One of the key properties of this optical field is that it remains in contact with the electrons, moving along with them – hence being called a traveling wave – so the electrons continuously sense or surf the optical fields. This means the optical field transmits its properties precisely to the particles.
This process causes the particles to exactly reflect the field structure while also being accelerated to an incredibly high degree. This effect is crucial to the practical application of the miniature particle accelerator as it is related to how much energy can be transferred to the electrons across what distance.
The acceleration gradient - which indicates the maximum measured electron energy gain versus the distance covered - reaches a massive 2.2 giga-electron-volts per meter, much higher than that attained by conventional accelerators.

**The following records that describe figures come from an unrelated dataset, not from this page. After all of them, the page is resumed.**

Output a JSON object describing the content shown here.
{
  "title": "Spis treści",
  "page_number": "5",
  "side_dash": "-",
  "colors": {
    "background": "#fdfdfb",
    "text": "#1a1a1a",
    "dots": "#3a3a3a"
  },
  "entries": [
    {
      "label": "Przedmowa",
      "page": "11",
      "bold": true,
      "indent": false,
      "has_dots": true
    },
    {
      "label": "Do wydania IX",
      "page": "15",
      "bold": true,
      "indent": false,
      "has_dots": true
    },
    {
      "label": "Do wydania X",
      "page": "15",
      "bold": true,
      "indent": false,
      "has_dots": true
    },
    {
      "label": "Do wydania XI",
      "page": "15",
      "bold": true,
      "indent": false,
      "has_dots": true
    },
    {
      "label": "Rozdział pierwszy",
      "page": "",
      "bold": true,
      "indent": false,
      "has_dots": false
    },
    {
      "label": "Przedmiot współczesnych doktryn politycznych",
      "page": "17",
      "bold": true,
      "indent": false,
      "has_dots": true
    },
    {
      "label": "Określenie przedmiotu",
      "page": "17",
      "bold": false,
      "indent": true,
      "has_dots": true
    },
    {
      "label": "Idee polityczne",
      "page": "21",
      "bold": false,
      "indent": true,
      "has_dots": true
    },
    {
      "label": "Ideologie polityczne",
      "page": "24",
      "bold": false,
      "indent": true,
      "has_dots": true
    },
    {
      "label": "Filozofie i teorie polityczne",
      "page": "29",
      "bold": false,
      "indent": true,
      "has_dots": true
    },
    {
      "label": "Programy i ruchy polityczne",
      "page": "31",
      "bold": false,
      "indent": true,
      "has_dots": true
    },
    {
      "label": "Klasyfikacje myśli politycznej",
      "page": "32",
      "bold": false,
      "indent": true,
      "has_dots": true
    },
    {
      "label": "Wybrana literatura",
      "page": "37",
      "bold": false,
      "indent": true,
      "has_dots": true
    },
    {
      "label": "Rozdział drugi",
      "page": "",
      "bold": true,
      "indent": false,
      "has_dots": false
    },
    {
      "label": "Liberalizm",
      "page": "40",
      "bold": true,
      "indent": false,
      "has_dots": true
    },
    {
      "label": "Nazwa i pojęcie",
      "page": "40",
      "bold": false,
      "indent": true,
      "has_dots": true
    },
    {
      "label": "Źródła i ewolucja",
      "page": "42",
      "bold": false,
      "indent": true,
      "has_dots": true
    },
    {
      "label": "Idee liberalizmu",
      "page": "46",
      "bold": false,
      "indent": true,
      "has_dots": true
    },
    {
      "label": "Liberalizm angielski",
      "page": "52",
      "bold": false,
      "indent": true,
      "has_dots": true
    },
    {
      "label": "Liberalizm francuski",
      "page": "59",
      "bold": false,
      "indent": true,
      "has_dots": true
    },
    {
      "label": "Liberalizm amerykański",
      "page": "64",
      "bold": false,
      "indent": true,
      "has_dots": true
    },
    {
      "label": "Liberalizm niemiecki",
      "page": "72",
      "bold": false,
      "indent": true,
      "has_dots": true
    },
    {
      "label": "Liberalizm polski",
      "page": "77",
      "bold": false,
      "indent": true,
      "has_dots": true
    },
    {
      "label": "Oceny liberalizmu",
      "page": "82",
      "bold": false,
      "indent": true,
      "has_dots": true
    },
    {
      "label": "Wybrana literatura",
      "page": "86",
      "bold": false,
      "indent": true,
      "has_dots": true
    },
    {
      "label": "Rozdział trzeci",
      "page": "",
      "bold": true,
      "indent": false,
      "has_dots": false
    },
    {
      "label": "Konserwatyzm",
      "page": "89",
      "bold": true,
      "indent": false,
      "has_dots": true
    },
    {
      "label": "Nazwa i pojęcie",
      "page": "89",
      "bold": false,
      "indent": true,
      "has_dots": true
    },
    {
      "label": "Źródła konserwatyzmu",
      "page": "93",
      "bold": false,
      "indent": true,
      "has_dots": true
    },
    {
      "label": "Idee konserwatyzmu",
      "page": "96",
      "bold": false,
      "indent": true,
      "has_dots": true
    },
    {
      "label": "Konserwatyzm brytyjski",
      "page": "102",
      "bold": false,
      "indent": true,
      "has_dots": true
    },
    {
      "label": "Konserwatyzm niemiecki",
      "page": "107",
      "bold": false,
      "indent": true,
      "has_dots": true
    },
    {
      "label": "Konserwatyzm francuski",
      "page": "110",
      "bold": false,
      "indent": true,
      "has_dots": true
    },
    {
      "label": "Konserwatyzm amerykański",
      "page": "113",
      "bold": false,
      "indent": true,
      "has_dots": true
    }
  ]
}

However, the acceleration distance of only 0.01 millimeters currently available is not enough for the FAU research team to generate the energy needed for achieving results of relevance to practical applications.
Despite this, for particle accelerators in medicine, we would only need a tiny acceleration length of less than a millimeter.
Dr Martin Kozák, Chair of Laser Physics, the Department of Condensed Matter Physics
Professor Hommelhoff, who is the Project Leader and Chair of Laser Physics at FAU, believes accelerator miniaturization to be a technical revolution analogous to the development of computers, which once filled entire rooms and now fit on people's wrists.
This approach will hopefully enable us to make this innovative particle acceleration technique usable in a range of research areas and fields of application such as materials science, biology and medicine; one example might be particle therapies for cancer patients.
Professor Hommelhoff, Project Leader and Chair of Laser Physics, FAU
The team have published their work online in Nature Physics.